On May 31, 1279 BC, the greatest, most powerful, most famous pharaoh of Ancient Egypt, Ramesses II, took the throne. He was also an expert in self-promotion and ran a marketing campaign for his personal brand that was, in many ways, like modern internet influencers.
He was 25 years old when he became pharaoh, but he had been serving as prince regent since the age of 14. He led several military expeditions into Syria, Nubia, and Libya, greatly increasing Egypt’s territory. He also commissioned monuments describing how he slew thousands of enemies single-handedly, defeating even entire armies without the aid of a single soldier on his side. In fact, one of his main pastimes seems to have been commemorating monuments to himself that claimed all kinds of preposterous things, making him seem like the single most powerful, wisest, most handsome person in all of history.

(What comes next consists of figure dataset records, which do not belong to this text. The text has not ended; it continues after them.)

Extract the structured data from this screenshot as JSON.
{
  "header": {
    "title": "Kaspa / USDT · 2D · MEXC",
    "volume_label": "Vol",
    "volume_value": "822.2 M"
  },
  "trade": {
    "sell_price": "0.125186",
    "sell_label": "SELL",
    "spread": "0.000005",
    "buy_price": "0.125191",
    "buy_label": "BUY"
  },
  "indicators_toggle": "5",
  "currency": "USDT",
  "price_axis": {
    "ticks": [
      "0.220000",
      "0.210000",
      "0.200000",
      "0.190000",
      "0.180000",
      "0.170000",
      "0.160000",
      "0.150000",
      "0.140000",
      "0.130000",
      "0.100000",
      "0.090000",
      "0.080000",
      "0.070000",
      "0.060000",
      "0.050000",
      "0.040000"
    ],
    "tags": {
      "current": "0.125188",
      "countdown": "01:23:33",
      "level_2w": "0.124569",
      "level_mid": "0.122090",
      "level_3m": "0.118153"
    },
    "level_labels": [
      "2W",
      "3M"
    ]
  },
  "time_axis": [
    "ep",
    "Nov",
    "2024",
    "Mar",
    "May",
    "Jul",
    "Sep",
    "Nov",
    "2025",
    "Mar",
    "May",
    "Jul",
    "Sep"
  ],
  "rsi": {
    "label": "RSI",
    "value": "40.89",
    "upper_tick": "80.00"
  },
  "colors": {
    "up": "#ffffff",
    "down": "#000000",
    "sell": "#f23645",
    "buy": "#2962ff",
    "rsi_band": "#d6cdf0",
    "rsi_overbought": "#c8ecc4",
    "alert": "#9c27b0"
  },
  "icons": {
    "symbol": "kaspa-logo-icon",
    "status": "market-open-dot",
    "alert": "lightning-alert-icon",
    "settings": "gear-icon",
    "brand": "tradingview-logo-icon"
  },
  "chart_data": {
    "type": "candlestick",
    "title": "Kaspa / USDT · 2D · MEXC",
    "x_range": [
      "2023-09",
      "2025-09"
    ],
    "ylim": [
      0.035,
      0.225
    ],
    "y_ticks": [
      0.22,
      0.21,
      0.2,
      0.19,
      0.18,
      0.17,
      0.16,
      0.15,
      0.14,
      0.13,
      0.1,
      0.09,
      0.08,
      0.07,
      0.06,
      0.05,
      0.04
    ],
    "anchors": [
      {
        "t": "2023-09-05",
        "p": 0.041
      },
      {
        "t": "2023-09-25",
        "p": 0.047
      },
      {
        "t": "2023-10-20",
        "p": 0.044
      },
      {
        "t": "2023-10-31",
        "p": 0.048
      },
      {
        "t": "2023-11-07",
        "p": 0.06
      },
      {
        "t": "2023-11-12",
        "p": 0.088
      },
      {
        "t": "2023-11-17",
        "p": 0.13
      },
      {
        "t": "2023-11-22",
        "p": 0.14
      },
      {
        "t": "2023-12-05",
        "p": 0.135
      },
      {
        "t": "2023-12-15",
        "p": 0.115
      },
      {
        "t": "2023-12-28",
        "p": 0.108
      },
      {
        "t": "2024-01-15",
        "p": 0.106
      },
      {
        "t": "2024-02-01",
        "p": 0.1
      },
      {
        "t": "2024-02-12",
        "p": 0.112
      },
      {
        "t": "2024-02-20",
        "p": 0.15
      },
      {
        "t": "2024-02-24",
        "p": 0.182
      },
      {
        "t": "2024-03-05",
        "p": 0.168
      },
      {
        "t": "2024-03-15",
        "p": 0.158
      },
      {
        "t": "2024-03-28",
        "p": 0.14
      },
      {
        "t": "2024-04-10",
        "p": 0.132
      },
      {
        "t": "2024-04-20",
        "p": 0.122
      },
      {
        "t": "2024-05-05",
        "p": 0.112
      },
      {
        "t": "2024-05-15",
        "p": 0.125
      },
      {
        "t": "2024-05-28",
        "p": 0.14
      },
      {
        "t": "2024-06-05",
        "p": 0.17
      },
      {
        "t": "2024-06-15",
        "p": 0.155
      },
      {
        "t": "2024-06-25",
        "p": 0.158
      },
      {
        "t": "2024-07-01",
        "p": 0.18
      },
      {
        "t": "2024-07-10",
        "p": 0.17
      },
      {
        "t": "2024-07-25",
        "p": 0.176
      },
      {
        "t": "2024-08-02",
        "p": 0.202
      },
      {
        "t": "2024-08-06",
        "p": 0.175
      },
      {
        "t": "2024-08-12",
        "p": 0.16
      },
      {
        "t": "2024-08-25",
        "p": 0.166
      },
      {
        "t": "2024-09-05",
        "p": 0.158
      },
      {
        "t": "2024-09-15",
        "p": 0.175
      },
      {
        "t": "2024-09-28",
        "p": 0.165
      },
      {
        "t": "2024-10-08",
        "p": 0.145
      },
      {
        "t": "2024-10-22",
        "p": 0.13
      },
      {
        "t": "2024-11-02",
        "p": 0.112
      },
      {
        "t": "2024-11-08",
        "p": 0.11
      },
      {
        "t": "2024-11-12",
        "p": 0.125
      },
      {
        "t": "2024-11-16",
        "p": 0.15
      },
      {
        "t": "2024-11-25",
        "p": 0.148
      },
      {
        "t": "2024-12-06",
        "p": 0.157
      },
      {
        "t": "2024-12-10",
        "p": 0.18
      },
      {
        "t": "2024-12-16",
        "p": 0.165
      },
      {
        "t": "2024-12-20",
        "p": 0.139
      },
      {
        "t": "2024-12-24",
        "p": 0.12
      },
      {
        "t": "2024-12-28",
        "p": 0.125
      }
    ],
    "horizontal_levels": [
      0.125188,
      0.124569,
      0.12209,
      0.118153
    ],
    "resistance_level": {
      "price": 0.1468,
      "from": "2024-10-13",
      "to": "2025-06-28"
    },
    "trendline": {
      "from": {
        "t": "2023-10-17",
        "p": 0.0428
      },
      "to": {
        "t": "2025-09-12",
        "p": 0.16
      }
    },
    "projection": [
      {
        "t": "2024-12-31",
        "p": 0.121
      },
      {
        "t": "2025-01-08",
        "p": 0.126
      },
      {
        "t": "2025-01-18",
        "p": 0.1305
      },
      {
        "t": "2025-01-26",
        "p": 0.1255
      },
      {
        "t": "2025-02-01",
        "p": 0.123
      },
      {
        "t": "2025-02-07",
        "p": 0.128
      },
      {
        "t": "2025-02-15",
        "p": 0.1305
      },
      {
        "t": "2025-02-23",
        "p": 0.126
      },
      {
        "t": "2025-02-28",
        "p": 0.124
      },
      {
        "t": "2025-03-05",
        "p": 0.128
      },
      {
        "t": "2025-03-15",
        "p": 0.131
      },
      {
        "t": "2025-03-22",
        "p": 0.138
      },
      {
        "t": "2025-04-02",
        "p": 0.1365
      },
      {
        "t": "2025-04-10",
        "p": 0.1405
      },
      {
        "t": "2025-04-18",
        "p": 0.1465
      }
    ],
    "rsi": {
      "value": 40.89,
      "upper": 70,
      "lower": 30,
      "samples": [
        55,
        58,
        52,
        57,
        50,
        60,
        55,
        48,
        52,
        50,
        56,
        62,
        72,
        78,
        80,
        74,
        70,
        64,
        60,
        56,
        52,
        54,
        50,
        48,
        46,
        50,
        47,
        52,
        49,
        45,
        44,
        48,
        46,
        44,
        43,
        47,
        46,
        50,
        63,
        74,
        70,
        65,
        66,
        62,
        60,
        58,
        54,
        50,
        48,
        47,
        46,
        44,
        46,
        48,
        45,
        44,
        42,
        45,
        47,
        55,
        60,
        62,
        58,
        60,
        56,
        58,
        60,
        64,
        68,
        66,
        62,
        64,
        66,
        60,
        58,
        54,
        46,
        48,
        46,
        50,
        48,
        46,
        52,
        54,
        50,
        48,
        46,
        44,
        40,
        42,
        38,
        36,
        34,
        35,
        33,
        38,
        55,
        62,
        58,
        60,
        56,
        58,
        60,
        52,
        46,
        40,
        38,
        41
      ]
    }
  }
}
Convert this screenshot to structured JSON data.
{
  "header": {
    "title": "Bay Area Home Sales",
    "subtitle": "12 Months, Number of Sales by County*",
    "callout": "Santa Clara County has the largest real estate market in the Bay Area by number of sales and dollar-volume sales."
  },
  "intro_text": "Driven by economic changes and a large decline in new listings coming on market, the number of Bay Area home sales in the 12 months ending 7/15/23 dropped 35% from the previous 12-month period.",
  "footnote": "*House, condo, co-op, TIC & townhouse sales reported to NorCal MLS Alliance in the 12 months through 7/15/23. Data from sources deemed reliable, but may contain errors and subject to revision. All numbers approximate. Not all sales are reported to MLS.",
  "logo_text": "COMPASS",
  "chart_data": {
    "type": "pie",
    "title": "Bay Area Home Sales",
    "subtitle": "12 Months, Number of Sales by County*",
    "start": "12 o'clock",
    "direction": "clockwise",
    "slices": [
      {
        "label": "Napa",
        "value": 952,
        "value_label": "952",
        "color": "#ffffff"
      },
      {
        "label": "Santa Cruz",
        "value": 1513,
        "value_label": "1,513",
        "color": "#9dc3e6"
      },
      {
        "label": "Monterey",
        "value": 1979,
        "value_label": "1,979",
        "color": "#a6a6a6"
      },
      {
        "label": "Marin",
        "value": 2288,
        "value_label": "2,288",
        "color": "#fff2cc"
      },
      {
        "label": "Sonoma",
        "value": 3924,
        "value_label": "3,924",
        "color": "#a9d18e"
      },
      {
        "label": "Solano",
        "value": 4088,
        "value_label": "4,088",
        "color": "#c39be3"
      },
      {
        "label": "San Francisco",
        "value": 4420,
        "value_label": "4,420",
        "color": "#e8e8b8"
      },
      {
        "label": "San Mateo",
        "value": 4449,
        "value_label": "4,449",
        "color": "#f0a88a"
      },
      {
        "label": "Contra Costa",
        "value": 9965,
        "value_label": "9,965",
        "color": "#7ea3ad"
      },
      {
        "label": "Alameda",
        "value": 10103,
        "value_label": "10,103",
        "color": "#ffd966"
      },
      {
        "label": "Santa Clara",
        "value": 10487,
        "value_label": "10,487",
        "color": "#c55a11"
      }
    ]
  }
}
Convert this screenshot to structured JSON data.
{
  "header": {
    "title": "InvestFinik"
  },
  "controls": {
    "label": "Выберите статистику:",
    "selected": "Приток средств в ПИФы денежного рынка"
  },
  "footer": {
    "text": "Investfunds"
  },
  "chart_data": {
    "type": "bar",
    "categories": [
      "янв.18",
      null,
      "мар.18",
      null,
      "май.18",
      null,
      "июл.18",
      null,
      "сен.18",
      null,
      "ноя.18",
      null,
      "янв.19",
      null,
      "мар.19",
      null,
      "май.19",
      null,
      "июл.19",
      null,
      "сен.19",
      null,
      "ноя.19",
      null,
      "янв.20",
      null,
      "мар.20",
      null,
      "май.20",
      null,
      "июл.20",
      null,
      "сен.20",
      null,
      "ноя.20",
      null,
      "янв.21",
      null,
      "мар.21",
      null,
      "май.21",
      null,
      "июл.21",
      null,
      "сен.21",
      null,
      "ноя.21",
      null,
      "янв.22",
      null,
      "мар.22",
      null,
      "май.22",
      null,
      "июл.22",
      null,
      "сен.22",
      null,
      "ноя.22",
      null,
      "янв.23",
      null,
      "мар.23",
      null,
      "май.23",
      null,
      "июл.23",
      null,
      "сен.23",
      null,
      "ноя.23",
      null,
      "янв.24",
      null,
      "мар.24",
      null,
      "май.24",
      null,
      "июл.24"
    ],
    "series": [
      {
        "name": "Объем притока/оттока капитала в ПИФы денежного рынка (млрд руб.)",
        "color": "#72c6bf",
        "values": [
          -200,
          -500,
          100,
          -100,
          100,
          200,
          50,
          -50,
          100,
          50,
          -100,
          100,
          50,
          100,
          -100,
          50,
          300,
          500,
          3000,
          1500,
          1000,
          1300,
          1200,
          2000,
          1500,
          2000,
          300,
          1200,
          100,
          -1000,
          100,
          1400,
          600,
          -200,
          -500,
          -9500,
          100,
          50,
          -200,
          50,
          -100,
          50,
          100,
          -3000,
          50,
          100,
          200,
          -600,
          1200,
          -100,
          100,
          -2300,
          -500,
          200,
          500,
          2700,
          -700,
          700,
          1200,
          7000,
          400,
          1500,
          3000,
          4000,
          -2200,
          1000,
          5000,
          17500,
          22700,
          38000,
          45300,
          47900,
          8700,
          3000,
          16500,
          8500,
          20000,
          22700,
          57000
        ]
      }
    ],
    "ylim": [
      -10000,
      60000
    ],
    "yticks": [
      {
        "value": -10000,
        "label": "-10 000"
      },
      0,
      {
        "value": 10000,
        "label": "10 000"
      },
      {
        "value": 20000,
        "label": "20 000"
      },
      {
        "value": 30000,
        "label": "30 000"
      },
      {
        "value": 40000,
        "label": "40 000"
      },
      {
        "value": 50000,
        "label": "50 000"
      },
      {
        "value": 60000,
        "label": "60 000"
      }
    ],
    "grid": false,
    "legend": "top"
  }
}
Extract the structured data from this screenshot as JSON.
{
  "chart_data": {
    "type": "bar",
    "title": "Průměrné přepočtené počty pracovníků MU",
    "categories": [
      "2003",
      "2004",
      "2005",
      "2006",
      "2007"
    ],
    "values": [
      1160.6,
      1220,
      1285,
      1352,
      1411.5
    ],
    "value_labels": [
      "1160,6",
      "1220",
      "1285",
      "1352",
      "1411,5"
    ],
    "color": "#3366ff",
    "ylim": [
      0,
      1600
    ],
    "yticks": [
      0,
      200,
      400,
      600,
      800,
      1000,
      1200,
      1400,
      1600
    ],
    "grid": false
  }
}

That isn’t to say that he didn’t have some impressive accomplishments in real life, though. He did lead his armies to many victories and built temples. He also founded the great city of Pi-Ramesses. Historians do regard him as one of the greatest pharaohs of the New Kingdom period of Ancient Egypt. However, much of what is known of him was discovered only recently.
Ramesses, or Ozymandias as he was also known, was unknown to modern historians before the nineteenth century. The first discovery of his reign was a fragment of a statue that bore a boast about his greatness and the size of his kingdom. For a long time, that was all that was known about him.
The poet Percy Bysshe Shelley even wrote about it:
“And on the pedestal these words appear:
“My name is Ozymandias, king of kings;
Look on my works, ye Mighty, and despair!”
Nothing beside remains. Round the decay
Of that colossal wreck, boundless and bare
The lone and level sands stretch far away.”
However, thanks to modern discoveries, more is now known about him than is known about most other pharaohs of Ancient Egypt.